The new functions define the button configuration, and then attach an interrupt handler to the button. Note that the interrupt handler has the additional IRAM_ATTR which instructs the compiler linker to put the ISR routine into fast interrupt ram. Also note that ISRs should be _very_ fast and not call any complex functions. Usually an ISR will just set a flag or semaphore or fire an event for the non-ISR code to handle.

In our case the ISR just toggles the state of the LED pin

We use POSEDGE as our trigger since the button on the ESP32 Thing+ pulls the pin LOW when pressed, and it is usual to trigger button behavior on button release, thus causing a LOW to HIGH transition which is a POSEDGE condition.

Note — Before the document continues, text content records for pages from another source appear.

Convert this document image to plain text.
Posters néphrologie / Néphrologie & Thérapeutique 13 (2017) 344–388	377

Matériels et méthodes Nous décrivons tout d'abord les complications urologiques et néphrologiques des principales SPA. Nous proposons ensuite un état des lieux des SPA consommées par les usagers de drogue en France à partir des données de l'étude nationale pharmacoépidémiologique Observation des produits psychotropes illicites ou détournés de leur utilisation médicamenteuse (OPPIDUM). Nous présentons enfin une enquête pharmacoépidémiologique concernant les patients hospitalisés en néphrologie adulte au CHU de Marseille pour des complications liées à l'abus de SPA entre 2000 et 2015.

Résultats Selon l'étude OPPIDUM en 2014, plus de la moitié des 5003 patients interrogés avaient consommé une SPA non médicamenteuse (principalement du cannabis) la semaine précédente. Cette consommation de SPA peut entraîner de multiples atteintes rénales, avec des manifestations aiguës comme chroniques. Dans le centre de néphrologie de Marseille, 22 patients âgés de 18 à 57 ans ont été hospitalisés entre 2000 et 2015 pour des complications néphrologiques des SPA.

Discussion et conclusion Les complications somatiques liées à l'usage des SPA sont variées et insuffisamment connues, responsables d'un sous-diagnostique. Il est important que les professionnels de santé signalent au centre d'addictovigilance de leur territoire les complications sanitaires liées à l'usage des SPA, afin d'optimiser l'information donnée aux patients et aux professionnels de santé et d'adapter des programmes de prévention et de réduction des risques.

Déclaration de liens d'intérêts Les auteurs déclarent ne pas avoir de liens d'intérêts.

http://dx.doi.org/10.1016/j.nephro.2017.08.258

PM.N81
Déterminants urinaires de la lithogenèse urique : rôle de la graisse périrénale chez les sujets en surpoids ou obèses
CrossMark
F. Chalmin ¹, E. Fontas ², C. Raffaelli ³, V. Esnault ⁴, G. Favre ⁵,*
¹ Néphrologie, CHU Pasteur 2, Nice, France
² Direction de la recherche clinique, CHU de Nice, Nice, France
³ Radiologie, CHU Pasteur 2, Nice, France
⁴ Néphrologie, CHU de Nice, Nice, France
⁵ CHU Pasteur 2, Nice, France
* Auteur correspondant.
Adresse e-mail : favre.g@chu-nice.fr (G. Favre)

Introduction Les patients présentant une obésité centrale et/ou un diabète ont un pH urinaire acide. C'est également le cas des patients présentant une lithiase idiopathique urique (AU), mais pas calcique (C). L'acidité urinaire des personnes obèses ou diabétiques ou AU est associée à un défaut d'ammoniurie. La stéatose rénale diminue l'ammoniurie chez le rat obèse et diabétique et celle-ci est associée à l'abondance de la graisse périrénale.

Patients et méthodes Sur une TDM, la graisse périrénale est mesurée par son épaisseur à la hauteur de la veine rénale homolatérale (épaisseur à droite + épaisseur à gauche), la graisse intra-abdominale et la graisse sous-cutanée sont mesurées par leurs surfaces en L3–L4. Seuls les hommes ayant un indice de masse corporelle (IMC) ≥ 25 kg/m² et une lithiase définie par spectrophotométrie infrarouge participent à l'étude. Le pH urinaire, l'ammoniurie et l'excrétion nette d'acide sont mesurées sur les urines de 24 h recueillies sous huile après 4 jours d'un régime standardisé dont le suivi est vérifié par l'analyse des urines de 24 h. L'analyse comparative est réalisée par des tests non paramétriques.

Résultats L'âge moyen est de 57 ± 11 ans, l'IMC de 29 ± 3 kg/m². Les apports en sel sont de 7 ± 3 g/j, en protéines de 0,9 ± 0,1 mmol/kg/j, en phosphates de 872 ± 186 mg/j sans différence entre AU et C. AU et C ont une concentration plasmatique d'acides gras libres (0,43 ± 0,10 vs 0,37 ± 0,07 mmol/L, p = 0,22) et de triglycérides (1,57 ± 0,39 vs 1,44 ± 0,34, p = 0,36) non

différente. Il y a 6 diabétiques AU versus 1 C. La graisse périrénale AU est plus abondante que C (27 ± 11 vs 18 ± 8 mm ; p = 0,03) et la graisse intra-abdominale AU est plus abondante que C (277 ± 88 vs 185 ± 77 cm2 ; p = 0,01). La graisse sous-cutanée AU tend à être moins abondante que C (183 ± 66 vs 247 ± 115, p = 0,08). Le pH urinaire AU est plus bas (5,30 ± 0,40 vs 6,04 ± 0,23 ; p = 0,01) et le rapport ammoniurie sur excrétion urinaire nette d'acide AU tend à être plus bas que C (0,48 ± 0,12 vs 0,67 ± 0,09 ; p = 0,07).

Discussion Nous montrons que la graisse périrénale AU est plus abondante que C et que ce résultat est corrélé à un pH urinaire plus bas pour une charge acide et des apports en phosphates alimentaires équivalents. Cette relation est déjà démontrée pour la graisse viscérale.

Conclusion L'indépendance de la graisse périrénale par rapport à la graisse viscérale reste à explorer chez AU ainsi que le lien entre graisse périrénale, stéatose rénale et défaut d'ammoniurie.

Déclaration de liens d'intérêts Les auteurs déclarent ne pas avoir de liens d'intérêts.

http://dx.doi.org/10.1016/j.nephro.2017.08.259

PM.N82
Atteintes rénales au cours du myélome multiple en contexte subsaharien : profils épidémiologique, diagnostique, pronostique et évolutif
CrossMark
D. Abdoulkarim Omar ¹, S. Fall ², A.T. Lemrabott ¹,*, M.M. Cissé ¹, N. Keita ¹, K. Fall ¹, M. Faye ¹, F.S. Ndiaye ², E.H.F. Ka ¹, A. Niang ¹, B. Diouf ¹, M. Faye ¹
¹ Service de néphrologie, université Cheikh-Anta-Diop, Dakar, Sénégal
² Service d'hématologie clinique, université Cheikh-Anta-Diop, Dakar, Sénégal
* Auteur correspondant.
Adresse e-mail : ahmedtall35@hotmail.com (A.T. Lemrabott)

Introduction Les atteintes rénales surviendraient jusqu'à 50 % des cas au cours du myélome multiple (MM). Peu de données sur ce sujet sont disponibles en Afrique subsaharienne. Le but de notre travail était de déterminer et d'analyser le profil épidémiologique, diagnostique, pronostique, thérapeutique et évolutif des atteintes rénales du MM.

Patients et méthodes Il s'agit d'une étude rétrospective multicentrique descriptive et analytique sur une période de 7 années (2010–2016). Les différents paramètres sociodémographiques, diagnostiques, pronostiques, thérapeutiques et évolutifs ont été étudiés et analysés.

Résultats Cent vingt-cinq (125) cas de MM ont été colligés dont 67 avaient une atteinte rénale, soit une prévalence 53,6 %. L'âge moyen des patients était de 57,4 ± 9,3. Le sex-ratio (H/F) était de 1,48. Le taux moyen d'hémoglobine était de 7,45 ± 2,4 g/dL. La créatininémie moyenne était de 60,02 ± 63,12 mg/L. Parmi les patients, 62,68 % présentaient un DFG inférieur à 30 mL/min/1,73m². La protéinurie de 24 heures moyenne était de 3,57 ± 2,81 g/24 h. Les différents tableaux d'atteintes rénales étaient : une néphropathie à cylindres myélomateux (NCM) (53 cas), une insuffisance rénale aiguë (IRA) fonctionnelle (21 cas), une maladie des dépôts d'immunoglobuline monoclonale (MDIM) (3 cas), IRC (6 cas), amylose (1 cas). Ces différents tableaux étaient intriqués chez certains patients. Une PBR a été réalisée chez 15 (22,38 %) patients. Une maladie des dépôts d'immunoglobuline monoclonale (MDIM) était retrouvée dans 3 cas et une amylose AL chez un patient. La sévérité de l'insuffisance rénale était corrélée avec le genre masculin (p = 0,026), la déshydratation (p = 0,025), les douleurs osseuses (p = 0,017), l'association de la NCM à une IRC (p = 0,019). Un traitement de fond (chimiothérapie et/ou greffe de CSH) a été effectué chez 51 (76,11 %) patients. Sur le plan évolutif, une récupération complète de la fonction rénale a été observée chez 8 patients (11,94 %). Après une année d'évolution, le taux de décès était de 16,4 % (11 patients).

For more recent chips like the ESP32S3 there is an extra hardware glitch filter which may be enabled on input pins. The glitch filter provides a degree of debounce, which occurs when a button connects momentarily, then disconnects, then connects again, as it is closed. This bouncecan cause multiple button press signals to fire, and is usually managed in software which watches the button state and uses a short timeout to ensure that the button has finished bouncing and is reading correctly. On the ESP32S3 and other modern ESP32, this functionality has been implemented in hardware.